17 Ağustos 1999 günü yaşanan deprem, ortaya çıkan can ve mal kaybı açısından Cumhuriyet tarihinin en büyük doğal afetlerinden biri oldu. Bu kadar can ve mal kaybı yaşanması, o büyüklükte bir depremin ortaya çıkardığı bu çok büyük hasarın oluşması engellenebilir miydi? Evet... Normal koşullarda bu büyüklükte bir depremin doğayı, yeri ve bunları oluşturan sistemleri anlayarak, doğru mühendislik yöntemleri ile şekillendirilmiş yapısal bir çevrede, bu şekilde bir hasara yol açmaması beklenirdi...olmadı... O dönemde TUBİTAK Marmara Araştırma Merkezi’nde görev yapıyorum. Evimin balkonundan belki de İzmit Körfez’in tümünün keyifle görülebildiği olağanüstü güzel bir manzara vardı. İnanın o günün sabahında gördüğüm manzara, doğanın gücünü, yapılan yanlış müdahalelerle kendisinden alınanları doğanın nasıl tekrar geri aldığını bana anlatmaya yetti.

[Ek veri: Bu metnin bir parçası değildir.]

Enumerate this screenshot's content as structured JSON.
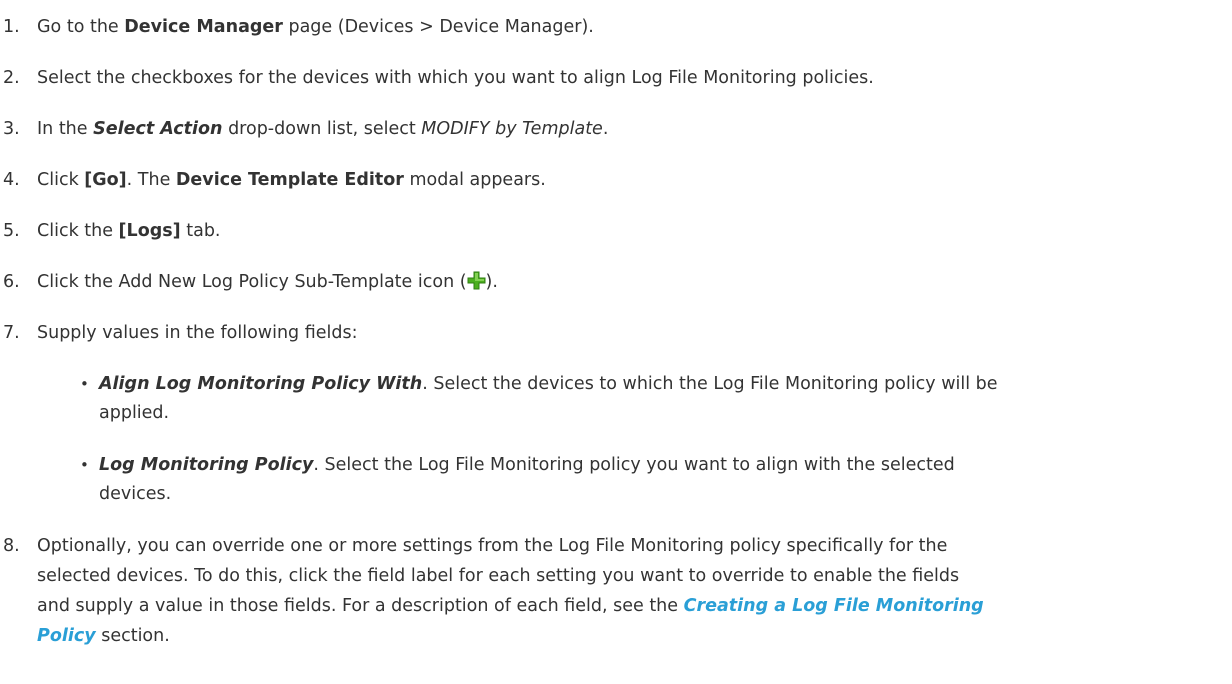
{
  "steps": [
    {
      "num": "1.",
      "a": "Go to the ",
      "b": "Device Manager",
      "c": " page (Devices > Device Manager)."
    },
    {
      "num": "2.",
      "a": "Select the checkboxes for the devices with which you want to align Log File Monitoring policies."
    },
    {
      "num": "3.",
      "a": "In the ",
      "b": "Select Action",
      "c": " drop-down list, select ",
      "d": "MODIFY by Template",
      "e": "."
    },
    {
      "num": "4.",
      "a": "Click ",
      "b": "[Go]",
      "c": ". The ",
      "d": "Device Template Editor",
      "e": " modal appears."
    },
    {
      "num": "5.",
      "a": "Click the ",
      "b": "[Logs]",
      "c": " tab."
    },
    {
      "num": "6.",
      "a": "Click the Add New Log Policy Sub-Template icon (",
      "icon": "green-plus-icon",
      "c": ")."
    },
    {
      "num": "7.",
      "a": "Supply values in the following fields:"
    },
    {
      "num": "8.",
      "a": "Optionally, you can override one or more settings from the Log File Monitoring policy specifically for the",
      "a2": "selected devices. To do this, click the field label for each setting you want to override to enable the fields",
      "a3": "and supply a value in those fields. For a description of each field, see the ",
      "link1": "Creating a Log File Monitoring",
      "link2": "Policy",
      "c": " section."
    }
  ],
  "bullets": [
    {
      "term": "Align Log Monitoring Policy With",
      "line1": ". Select the devices to which the Log File Monitoring policy will be",
      "line2": "applied."
    },
    {
      "term": "Log Monitoring Policy",
      "line1": ". Select the Log File Monitoring policy you want to align with the selected",
      "line2": "devices."
    }
  ],
  "colors": {
    "text": "#333333",
    "link": "#2a9fd6",
    "icon": "#4caf1f"
  }
}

Karşı kıyılarda görmeye alışık olduğum manzara o günün sabahından itibaren değişmiş, denize yapılan dolgular üzerinde inşa edilmiş yüzlerce ev denizin altında kalmıştı. Oradan körfeze bakmak, bana bir daha asla keyif vermedi; enkaz altında, sular altında kalarak yaşamını yitiren binlerce insanımızın acısını tekrar tekrar hissetmeme neden oldu. Zamanla depremin ortaya çıkardığı tahribatın izleri belki tamamen ortada kalktı. Ancak yüreklerde bıraktığı izler, hala tazeliğini korumakta.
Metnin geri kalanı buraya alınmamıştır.